View of the river from the trail to Virginia Falls during a smoky sunrise.

We were not disappointed with our choice. The trail was long and felt almost straight uphill at the end. We enjoyed Baring Falls and St. Mary’s Falls along the way, with our reward being Virginia Falls at the end. When we arrived at the top, a tree had fallen, blocking our path over a footbridge. We ducked beneath the ginormous tree and made it to the waterfall and the pool it created below. After taking a gazillion pictures, we ducked beneath the tree and descended back down the mountain. Glacier National Park is beyond words beautiful. Every part we saw.

Smoky sunset from the shore of Hungry Horse Reservoir.

We spent 9 nights, 10 days 42.8 miles from the main road. 15 of those miles were paved; the rest were dirt. .8 of a mile probably shouldn’t have seen our 38′ Class A Motorhome, but she made it like a champ. We had 100 gallons of water on board, plus another 7-10 drinking. We only ran the generator when needed and bathed in the lake. If we could live like this forever, we would. But it was time to get back to Oceanside again. We drove separately into Kalispell, where we washed laundry, had lunch, and bathed the dog. Tom drove off in the RV headed toward a dump station while the girls and I found our way to the grocery store. When the girls and I pulled into the parking lot to meet Tom, I knew something was wrong. There was a liquid pouring from the back of our home. That wasn’t normal. The radiator dumped what appeared to be all of its coolant. Saturday evening in small-town Montana meant no one was open until Monday morning. We were in a church parking lot and figured they would want their parking lot on Sunday morning. The casino next door allowed us to park there until Monday. We limped it out of the parking lot and next door, with it dying twice in the process.

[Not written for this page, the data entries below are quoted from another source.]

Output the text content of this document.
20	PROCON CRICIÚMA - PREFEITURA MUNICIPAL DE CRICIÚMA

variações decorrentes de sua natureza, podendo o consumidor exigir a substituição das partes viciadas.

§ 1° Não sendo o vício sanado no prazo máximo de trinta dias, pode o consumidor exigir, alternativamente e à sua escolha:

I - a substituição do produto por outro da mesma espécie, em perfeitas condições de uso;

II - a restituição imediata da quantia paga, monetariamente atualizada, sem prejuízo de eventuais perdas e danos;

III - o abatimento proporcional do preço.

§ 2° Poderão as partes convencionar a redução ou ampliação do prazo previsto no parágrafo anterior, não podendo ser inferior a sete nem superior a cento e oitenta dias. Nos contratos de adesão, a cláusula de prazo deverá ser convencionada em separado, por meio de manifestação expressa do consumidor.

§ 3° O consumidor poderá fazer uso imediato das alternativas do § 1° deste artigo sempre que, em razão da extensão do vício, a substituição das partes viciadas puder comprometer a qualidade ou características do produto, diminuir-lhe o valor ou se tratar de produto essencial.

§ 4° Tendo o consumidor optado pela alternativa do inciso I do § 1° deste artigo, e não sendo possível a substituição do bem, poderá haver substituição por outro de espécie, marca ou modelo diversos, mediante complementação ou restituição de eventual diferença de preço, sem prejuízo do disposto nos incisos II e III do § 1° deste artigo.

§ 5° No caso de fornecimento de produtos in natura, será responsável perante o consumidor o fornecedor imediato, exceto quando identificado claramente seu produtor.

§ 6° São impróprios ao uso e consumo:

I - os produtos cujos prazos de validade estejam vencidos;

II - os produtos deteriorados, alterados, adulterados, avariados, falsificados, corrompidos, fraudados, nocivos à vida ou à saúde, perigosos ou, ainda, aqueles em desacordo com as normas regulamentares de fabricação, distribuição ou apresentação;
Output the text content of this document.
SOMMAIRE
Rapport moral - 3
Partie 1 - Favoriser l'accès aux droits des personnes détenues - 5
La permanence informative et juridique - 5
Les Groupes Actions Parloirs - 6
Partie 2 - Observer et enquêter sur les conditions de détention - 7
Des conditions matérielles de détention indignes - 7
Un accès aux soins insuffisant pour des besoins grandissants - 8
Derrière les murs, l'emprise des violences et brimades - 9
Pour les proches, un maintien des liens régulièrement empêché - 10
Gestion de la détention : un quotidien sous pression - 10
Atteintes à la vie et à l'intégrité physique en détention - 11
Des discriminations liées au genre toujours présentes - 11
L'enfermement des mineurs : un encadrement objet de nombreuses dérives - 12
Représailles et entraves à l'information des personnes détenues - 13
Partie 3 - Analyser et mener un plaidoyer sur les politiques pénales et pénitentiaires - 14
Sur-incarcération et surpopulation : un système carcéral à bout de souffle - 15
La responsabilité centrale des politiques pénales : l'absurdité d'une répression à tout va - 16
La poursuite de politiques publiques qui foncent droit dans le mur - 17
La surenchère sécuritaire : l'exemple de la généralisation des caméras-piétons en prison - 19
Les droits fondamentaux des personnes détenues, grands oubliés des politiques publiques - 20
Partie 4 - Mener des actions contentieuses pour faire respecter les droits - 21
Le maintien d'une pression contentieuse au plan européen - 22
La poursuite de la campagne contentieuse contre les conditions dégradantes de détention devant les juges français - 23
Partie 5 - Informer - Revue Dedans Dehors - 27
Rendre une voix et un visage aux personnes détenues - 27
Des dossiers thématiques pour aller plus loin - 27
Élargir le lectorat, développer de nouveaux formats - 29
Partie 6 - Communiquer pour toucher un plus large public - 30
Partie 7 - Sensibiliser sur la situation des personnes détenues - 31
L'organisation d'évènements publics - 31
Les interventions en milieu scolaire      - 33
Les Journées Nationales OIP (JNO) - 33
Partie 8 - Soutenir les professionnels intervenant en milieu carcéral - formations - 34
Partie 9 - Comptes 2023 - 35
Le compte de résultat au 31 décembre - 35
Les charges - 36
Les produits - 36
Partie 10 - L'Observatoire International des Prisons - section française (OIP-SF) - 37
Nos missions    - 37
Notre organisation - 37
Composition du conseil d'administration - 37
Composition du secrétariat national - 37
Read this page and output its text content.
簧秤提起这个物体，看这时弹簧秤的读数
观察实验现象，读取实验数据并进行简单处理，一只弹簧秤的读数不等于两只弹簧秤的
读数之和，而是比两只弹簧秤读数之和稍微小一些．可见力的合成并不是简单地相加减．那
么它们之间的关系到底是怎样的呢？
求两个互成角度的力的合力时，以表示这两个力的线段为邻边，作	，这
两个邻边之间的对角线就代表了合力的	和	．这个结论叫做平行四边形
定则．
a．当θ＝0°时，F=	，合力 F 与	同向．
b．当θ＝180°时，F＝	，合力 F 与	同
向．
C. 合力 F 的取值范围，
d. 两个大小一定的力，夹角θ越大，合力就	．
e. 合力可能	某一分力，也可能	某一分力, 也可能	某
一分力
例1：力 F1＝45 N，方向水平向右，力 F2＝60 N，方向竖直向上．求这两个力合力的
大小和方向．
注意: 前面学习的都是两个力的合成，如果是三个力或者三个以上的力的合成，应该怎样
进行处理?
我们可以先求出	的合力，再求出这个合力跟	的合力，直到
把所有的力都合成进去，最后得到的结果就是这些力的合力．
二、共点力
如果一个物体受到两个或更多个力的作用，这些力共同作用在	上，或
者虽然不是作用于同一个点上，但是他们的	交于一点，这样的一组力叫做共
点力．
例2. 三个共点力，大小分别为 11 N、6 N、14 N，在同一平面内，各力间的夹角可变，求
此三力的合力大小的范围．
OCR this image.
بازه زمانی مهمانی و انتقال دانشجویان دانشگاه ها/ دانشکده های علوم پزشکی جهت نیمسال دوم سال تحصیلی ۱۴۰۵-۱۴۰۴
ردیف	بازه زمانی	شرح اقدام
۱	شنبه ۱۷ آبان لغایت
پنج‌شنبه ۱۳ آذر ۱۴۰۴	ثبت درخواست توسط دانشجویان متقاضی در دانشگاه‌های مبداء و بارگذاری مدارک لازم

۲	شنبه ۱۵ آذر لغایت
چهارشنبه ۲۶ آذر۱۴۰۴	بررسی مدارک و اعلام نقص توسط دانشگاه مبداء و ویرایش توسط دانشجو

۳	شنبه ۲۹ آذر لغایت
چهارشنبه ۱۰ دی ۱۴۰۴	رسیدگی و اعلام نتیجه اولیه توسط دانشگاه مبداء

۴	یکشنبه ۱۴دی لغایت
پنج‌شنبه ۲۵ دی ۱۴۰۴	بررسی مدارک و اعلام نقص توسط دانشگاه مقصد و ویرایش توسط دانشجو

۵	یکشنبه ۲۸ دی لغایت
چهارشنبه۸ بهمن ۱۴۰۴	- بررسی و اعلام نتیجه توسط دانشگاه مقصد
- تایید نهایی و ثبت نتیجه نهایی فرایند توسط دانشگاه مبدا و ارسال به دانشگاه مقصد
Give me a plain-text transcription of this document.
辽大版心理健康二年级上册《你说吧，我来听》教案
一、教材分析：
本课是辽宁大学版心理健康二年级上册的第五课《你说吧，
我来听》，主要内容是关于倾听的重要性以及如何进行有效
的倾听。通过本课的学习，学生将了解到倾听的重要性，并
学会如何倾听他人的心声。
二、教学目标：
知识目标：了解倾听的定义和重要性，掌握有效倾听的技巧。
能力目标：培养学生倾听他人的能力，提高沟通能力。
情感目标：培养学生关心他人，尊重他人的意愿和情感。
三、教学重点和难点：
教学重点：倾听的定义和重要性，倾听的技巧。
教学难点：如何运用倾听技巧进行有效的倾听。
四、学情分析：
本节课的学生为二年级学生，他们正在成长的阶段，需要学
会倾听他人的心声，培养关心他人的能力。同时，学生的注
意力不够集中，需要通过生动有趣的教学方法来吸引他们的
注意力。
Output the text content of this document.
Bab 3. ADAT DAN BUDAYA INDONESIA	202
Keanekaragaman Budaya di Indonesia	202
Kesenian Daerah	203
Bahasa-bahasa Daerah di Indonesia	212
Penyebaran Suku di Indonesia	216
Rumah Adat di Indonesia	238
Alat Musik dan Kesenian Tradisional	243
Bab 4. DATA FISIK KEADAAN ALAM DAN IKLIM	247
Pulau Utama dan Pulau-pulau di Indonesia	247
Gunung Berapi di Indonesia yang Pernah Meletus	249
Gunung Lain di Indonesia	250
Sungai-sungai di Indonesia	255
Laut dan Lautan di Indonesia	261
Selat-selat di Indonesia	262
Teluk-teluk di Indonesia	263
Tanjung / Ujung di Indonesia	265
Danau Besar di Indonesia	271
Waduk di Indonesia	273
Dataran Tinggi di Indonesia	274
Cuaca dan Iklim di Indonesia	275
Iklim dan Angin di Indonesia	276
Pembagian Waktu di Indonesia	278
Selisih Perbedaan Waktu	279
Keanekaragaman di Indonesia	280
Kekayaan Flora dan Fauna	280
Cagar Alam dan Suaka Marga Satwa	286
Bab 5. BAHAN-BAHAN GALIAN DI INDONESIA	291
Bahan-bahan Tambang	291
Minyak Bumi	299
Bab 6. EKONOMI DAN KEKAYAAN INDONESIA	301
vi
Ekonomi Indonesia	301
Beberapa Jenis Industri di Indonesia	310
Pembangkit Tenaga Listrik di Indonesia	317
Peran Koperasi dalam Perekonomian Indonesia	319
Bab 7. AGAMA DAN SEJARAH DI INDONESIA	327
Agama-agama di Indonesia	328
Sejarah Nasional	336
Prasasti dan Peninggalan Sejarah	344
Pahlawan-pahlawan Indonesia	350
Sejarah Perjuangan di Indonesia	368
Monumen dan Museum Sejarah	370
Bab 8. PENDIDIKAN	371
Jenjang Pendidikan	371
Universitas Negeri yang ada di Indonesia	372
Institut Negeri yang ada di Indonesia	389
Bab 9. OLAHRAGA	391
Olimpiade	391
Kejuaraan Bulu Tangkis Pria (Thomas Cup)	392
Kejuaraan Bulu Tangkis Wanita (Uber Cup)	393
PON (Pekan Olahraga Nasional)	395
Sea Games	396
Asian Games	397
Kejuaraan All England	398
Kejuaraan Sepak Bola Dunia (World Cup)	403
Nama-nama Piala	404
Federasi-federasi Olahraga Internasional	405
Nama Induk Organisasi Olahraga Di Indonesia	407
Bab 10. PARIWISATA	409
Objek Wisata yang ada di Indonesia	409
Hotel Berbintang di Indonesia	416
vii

View from my stand-up paddleboard on Hungry Horse Reservoir.

A quick search and we had the Quality Inn in Kalispell booked for $350 a night. It was the most inexpensive room in town. Sunday had us paying the same price for the same room. Monday morning, Tom immediately got on the phone looking for a mobile mechanic with time to look at our RV. He scheduled a Monday afternoon visit, we checked out, and headed for 4B’s restaurant, where we had the friendliest server. When she heard our dilemma, she took our number and offered to have her husband take a look. I found us a room at Timbers Motel that was a little less expensive at $250 a night. The husband of our breakfast server showed up just before the mobile mechanic. The mechanic diagnosed a hole in our radiator and confirmed he could fix it. He had to order the part, have it shipped, then it would take him 2 or 3 days to complete the work. The only tow truck around that could tow something of our size was a flatbed semi at the cost of almost $1500. And we were going back to Oceanside without our home. Again.